Very loosely it tells the (true?) story of magician William Henderson who perfected the bullet catch trick which involves a member of the audience shooting the performer in the mouth. The idea is, of course, that the magician astonishes everyone by catching the bullet in his teeth.
Rob Drummond, the writer, director and performer of this show has a glorious, gravelly, deadpan Glaswegian manner, a nice twinkle and a gift for comic timing – which is needed a lot because the play is structured to include a lot of ad-libbing and requires much thinking on the feet. Often he makes sure that you can't tell whether he is on off script which adds unsettling grittiness.

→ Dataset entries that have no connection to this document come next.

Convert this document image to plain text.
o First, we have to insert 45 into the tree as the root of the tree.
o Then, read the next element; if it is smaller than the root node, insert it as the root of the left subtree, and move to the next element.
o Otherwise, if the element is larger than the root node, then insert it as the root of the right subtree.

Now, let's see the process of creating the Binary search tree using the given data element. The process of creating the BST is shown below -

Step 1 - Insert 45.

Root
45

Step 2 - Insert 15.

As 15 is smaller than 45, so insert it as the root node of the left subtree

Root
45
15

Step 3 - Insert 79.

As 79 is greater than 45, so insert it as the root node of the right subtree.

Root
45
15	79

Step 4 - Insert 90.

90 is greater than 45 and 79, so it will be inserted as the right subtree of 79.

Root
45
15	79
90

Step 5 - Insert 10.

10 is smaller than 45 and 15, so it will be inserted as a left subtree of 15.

Drummond skilfully pyschs the audience up interactively before, eventually, choosing an eager volunteer who is on stage with him for the rest of the show. In the performance I saw it was a woman named Diane, half Drummond's height. With commendable composure she read aloud, assists with various tricks including mind reading and a levitating table and, eventually, fired the gun.
It's an atmospheric piece to which Ross Ramsay's often wistful sound designs add pleasing colour although the flimsiness of The Shed building meant that, in the performance I attended, the last ten minutes were marred by amplified buskers starting up on the space between the building and the river only a few yards away. The tricks and illusions are reasonably impressive and Drummond is strong, sardonic, entertaining company.
Moreover, the Shed, the National Theatre's temporary replacement for the Cottesloe while the latter is extensively redeveloped, is a good intimate venue which suits the show ideally. The bullet catch itself, however, falls flat - unless Drummond intends it to be a hammy anti-climax as a kind of deliberately ambiguous double bluff?